For my final project I decided to make a book using the Reddit submission corpus and the Reddit comment corpus, which together represent almost all the public writing on Reddit from 2006 to 2015, well over 400GB of compressed text. I’ve been interested in storytelling, books and online forums for a while, and this seemed like a good way to try and combine these interests.
I was considering 2 approaches to the problem of getting stories from reddit: collect found stories and strange them in a way that created a meta-narrative, or try to synthesize new stories from snippets of writing. I decided to go with the former of these two, since I wanted to ensure that I would have constant narratives, and that the problem of separating stories from all the other text on Reddit was a challenge in itself.
The first thing I did was filter out anything that was unlikely to be a story, which I did by removing anything that was too short, or contained words that suggested that suggested the text political or technical conversation (words such as ‘Obama’, “Clinton”, “Reddit”, “Linux” etc.) Then I had less text, but I still had to separate the stories from several hundred gigabytes of uncompressed text files. The first thing I tried to do was sty separating them by hand.
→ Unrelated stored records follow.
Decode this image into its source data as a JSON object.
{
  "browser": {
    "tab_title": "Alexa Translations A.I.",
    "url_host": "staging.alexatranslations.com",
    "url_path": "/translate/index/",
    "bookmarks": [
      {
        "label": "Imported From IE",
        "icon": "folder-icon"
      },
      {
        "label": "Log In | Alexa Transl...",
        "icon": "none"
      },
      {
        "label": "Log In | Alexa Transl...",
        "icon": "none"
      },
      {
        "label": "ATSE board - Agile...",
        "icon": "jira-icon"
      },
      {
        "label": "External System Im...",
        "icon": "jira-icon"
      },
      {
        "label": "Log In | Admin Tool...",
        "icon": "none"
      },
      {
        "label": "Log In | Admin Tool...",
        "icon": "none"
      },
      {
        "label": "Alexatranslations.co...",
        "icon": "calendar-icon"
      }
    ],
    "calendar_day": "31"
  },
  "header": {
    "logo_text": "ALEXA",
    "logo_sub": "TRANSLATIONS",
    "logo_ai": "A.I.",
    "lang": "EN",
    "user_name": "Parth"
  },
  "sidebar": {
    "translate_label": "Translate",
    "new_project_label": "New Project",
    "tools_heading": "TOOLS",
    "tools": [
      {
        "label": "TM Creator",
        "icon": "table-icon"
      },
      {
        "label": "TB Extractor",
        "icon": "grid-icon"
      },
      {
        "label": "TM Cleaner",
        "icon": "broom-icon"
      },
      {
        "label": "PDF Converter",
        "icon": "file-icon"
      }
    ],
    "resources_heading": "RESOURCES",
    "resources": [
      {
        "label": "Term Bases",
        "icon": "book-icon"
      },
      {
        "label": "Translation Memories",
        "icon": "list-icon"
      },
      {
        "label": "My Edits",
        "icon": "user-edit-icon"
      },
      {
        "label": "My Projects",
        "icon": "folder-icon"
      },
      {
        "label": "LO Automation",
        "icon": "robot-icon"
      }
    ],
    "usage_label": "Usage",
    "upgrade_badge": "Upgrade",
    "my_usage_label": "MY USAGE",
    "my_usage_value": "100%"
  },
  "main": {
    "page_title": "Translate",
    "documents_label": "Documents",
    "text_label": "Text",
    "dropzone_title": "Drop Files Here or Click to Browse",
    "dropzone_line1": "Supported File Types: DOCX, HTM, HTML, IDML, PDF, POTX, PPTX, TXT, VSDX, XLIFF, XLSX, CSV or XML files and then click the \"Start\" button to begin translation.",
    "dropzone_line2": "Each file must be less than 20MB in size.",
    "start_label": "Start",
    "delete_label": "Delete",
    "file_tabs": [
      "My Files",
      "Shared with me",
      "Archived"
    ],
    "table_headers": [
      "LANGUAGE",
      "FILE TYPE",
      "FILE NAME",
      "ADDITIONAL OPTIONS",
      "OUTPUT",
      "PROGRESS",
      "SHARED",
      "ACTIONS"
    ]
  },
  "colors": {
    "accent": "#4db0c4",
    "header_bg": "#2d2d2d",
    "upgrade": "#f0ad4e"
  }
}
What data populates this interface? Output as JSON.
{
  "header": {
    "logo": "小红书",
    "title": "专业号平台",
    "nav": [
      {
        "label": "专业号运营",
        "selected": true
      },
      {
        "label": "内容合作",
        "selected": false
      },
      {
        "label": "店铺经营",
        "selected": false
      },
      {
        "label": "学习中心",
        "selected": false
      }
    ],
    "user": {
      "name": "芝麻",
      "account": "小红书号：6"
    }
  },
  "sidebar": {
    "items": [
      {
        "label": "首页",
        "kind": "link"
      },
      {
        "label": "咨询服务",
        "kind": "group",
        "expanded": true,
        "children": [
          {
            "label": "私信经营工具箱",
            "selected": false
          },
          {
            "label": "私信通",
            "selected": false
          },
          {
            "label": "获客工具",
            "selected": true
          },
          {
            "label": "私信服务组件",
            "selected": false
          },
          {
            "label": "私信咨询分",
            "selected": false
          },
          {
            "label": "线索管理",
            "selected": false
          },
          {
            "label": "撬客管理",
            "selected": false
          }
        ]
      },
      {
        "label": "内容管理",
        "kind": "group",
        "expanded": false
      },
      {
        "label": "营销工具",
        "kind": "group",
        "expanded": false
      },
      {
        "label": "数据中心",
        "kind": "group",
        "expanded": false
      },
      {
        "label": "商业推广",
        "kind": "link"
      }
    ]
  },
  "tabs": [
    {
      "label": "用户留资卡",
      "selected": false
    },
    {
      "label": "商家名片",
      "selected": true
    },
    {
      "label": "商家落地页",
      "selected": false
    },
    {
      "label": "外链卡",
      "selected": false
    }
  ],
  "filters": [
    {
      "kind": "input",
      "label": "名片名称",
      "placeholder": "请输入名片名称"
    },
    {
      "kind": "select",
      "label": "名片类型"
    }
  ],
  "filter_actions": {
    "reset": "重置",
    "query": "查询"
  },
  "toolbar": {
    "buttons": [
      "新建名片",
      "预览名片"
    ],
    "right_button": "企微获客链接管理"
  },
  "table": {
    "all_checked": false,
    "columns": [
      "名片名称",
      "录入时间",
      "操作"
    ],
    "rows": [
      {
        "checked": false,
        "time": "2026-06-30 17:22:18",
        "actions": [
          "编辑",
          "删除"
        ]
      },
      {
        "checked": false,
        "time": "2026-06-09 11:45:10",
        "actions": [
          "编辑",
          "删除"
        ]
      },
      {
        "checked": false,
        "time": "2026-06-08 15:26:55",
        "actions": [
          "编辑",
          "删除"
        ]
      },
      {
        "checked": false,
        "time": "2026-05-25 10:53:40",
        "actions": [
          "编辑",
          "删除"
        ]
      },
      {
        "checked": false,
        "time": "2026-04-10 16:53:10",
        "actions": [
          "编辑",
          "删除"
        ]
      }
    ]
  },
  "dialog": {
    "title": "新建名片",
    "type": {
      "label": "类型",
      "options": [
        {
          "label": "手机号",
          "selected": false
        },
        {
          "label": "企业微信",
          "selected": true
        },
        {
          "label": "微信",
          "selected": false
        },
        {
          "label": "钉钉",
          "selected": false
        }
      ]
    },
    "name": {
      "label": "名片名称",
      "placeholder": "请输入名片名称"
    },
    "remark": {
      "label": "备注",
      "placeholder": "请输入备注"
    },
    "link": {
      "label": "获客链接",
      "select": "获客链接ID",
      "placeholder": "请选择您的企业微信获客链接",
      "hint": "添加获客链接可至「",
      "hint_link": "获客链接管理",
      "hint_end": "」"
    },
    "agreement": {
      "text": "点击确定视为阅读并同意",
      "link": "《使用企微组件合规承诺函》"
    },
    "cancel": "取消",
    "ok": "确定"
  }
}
This did work, but I ended up with a book (Phradmus: A book of myths) that lacked any cohesive logic to it.
I ended up solving the problem by making very specific search requests on the body of texts. specifically, I looked for the term ‘mall santa.’ I chose this because it’s such an unusual term: Anybody using it is likely telling a story involving mall santas. I ended up with a small body of about 50/50 stories to other, which I then sorted by hand to get the body of Mall Santa: A book about mall santas.